Grotesque sans-serif typeface

Trade Gothic is a sans-serif typeface designed in 1948 by Jackson Burke (1908–1975), who continued to work on further style-weight combinations, eventually 14 in all, until 1960, while he was director of type development for Linotype in the US. The family includes three weights and three widths.

Like many gothic fonts of the nineteenth and early twentieth centuries, Trade Gothic is more irregular than many other sans-serif families that came later, especially later ones like Helvetica and Univers. This variety is often popular with designers who feel that it creates a more characterful effect. Its complex history has left it with several unexpected features; for instance, in some digital releases, the default bold weight is more condensed than the regular weight, the opposite of the norm, with a wider bold offered as an alternative.

==Releases==
Like many pre-digital fonts, cross-licensing has meant the original digitisation of Trade Gothic is available from a range of companies, including Adobe (14 styles) and Linotype (36).

===Trade Gothic Next===
Released in February 2009 by Linotype, it is a redesign by Akira Kobayashi and Tom Grace. The most important change was to remove the inconsistencies found in the original family. Other reworked designs include terminals, stroke endings, the spacing, and the kerning.
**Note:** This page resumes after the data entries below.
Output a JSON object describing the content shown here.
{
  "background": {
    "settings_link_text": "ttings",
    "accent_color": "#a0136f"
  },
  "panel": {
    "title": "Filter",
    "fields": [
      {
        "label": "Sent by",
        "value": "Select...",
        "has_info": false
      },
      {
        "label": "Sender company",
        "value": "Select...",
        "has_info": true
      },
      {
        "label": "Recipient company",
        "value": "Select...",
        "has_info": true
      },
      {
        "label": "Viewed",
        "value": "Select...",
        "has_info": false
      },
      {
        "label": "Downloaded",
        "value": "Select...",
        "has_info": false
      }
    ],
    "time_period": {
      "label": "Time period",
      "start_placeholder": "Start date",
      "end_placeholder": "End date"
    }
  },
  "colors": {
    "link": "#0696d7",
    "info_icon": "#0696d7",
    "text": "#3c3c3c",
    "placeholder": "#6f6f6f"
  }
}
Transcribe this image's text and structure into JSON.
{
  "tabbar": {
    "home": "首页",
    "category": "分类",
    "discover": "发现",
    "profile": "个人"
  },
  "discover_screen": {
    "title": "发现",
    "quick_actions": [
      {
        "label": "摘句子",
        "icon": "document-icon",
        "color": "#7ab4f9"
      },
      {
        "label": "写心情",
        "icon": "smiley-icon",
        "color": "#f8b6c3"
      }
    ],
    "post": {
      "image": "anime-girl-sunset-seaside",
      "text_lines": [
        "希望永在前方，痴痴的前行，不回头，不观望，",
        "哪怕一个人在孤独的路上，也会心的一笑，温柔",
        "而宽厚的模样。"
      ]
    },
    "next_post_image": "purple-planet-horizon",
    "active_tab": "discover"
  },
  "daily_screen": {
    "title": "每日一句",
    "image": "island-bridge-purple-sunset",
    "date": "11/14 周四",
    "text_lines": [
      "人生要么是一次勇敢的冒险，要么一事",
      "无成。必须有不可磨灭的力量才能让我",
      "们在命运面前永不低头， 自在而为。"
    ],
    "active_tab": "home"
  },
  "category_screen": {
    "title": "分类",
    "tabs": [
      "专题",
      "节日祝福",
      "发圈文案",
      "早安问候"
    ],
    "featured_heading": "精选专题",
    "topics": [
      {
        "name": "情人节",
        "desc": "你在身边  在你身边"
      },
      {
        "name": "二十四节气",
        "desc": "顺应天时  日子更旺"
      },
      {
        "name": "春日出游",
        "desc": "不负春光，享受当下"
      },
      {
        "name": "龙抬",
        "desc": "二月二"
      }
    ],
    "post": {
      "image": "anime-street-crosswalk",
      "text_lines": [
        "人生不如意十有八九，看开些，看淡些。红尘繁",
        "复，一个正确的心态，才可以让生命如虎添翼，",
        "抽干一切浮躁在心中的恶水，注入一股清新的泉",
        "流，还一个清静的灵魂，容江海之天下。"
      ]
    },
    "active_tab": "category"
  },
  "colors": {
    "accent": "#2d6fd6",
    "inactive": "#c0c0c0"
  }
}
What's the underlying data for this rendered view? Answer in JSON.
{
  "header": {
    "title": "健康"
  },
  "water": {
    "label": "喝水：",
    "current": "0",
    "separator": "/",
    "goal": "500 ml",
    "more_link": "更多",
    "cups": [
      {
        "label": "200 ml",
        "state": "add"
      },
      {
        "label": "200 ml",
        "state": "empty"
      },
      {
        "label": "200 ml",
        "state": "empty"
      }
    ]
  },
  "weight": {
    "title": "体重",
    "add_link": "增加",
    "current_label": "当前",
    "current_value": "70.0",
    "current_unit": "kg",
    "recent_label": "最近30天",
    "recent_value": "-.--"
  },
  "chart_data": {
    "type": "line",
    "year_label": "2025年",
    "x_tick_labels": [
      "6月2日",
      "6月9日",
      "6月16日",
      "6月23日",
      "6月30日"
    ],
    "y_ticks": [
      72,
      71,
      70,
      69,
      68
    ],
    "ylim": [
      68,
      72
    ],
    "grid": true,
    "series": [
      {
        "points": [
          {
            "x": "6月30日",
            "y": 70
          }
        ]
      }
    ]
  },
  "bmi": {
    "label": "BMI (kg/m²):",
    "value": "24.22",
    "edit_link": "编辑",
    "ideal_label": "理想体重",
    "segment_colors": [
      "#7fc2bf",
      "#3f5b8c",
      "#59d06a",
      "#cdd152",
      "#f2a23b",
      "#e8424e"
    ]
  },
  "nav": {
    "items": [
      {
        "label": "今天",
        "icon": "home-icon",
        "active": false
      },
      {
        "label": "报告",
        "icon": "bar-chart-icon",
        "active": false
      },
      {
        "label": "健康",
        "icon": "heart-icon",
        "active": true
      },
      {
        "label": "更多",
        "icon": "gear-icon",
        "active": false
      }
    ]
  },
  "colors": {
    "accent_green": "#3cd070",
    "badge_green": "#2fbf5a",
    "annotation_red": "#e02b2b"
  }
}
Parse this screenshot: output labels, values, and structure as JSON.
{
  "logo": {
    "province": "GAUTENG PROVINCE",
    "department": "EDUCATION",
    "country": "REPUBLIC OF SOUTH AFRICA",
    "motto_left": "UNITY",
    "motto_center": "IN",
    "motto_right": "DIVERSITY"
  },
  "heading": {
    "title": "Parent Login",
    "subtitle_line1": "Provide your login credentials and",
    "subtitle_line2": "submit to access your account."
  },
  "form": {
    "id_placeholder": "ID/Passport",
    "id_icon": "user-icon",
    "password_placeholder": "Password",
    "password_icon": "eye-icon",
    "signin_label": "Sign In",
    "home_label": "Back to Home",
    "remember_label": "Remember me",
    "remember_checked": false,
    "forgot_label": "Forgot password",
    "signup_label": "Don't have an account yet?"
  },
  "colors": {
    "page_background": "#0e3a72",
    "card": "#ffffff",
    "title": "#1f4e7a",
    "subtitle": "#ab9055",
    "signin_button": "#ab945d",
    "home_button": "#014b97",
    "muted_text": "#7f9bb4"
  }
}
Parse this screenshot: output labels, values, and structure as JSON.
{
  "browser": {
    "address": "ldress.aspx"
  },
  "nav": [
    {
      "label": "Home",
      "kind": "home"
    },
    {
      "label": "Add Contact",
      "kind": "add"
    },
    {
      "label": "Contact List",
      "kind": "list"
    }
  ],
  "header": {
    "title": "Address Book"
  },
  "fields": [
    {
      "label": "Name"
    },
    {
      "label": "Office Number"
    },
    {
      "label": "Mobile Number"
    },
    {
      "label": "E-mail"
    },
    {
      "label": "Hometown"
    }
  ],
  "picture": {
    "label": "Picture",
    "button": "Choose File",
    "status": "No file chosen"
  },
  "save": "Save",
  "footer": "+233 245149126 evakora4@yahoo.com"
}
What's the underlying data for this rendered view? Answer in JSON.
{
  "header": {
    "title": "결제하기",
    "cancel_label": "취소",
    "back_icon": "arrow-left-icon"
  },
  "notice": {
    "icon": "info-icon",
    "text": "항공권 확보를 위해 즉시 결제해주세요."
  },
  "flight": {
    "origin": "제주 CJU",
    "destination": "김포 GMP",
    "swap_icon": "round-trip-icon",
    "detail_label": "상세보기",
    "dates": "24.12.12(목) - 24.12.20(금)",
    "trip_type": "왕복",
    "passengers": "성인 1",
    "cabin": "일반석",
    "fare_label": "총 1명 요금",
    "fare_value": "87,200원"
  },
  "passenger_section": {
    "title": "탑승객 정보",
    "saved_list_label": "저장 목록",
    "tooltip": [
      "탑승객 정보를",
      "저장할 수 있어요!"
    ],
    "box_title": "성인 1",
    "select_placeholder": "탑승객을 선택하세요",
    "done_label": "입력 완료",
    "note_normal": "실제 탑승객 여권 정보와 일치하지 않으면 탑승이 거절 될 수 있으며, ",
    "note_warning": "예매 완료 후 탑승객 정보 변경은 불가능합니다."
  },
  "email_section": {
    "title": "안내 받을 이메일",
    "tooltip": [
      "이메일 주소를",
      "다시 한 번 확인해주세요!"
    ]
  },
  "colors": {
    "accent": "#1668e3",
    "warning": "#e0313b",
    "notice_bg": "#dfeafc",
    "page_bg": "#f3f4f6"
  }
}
The family includes 17 fonts in four weights and three widths, with the fourth (Light) weight only in widest width fonts, and complementary italic in all but Compressed width fonts. It supports ISO-Adobe 2, Adobe CE, Latin Extended characters. OpenType features include sub/superscript, proportional lining figures. The extended width from original Trade Gothic was not included. Linotype also released some styles with a rounded design.

===Trade Gothic Next Rounded (2009)===
It is a rounded version of Trade Gothic Next.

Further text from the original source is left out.